If I filter the “key” column using the term “package” from the “media_package_thumb” folder (the “media_package_thumb.0” files) I get the results seen in Figure 47.
The values in the “key” column are the file names for the 21 files seen in Figure 38. The values seen in the “last_update_time” column are the timestamps for when I took the pictures. This is a method by which examiners/investigators could potentially recover snaps that have been deleted.
WHAT ELSE IS THERE?
As it turns out, there are a few more, non-database artifacts left behind which are located in the “shared_prefs” folder seen in Figure 1. The contents can be seen in Figure 48.
The first file is identity_persistent_store.xml seen in Figure 49. The file contains the timestamp for when Snapchat was installed on the device (INSTALL_ON_DEVICE_TIMESTAMP), when the first logon occurred on the device (FIRST_LOGGED_IN_ON_DEVICE_TIMESTAMP), and the last user to logon to the device (LAST_LOGGED_IN_USERNAME).
Figure 50. shows the file LoginSignupStore.xml. it contains the username that is logged in.
The file user_session_shared_pref.xml has quite a bit of account data in it, and is seen in Figure 51. For starters, it contains the display name (key_display_name), the username (key_username), and the phone number associated with the account (key_phone).
The value “key_created_timestamp” is notable. This time stamp converts to November 29, 2018 at 15:13:34 (EST). Based on my notes from my Nougat image, this was around the time I established Fake Account 1, which was used in the creation of the Nougat image. This might be a good indicator of when the account was established, although, you could always get that data from serving Snapchat with legal process.
Rounding it out is the “key_user_id” (seen in the Friends table of the main database) and the email associated with the account (key_email).
Snapchat’s reputation proceeds it very well. I have been in a few situations where examiners/investigators automatically threw up their hands and gave up after having been told that potential evidence was generated/contained in Snapchat. They wouldn’t even try.

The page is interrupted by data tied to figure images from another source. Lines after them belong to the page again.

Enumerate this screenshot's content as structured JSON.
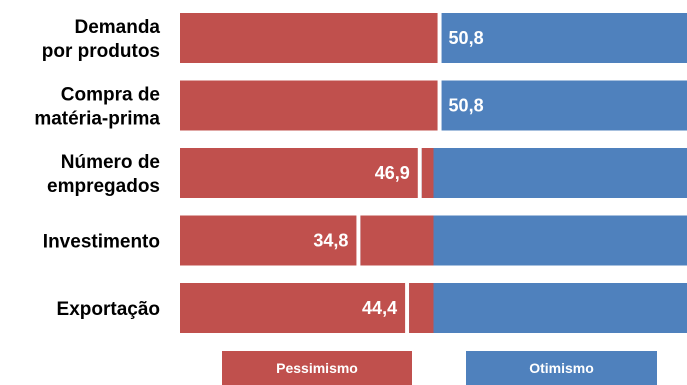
{
  "chart_data": {
    "type": "bar",
    "orientation": "horizontal",
    "stacked": "diverging",
    "midpoint": 50,
    "xlim": [
      0,
      100
    ],
    "categories": [
      [
        "Demanda",
        "por produtos"
      ],
      [
        "Compra de",
        "matéria-prima"
      ],
      [
        "Número de",
        "empregados"
      ],
      [
        "Investimento"
      ],
      [
        "Exportação"
      ]
    ],
    "values": [
      50.8,
      50.8,
      46.9,
      34.8,
      44.4
    ],
    "value_labels": [
      "50,8",
      "50,8",
      "46,9",
      "34,8",
      "44,4"
    ],
    "legend": {
      "placement": "bottom",
      "items": [
        {
          "label": "Pessimismo",
          "color": "#C0504D"
        },
        {
          "label": "Otimismo",
          "color": "#4F81BD"
        }
      ]
    },
    "colors": {
      "pessimism": "#C0504D",
      "optimism": "#4F81BD",
      "background": "#FFFFFF"
    },
    "grid": false
  }
}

I will say that while I always have (and will) try to examine anything regardless of what the general concensus is, I did share a bit of others’ skepticism about the ability to recover much data from Snapchat. However, this exercise has shown me that there is plenty of useful data left behind by Snapchat that can give a good look into its usage.
Alexis Brignoni over at Initialization Vectors noticed that I failed to address something in this post. First, thanks to him for reading and contacting me. 🙂 Second, he noticed that I did not address Cellebrite Physical Analyzer’s (v 7.19) and Axiom’s (v 3.0) ability to parse my test Snapchat data (I addressed the extraction portion only).
We both ran the test data against both tools and found both failed to parse any of the databases. Testing found that while Cellebrite found the pictures I describe in this post, it did not apply the correct MAC times to them (from the journal.db). Axiom failed to parse the databases and failed to identify any of the pictures.
This is not in any way shape or form a knock on or an attempt to single out these two tools; these are just the tools to which I happen to have access. These tools work, and I use them regularly. The vendors do a great job keeping up with the latest developments in both the apps and the operating systems. Sometimes, though, app developers will make a hard turn all of a sudden, and it does take time for the vendors to update their tools. Doing so requires R&D and quality control via testing, which can take a while depending on the complexity of the update.
However, this exercise does bring to light an important lesson in our discipline, one that bears repeating: test and know the limitations of your tools. Knowing the limitations allows you to know when you may be missing data/getting errant readings. Being able to compensate for any shortcomings and manually examine the data is a necessary skillset in our discipline.
Thank you Alexis for the catch and assist!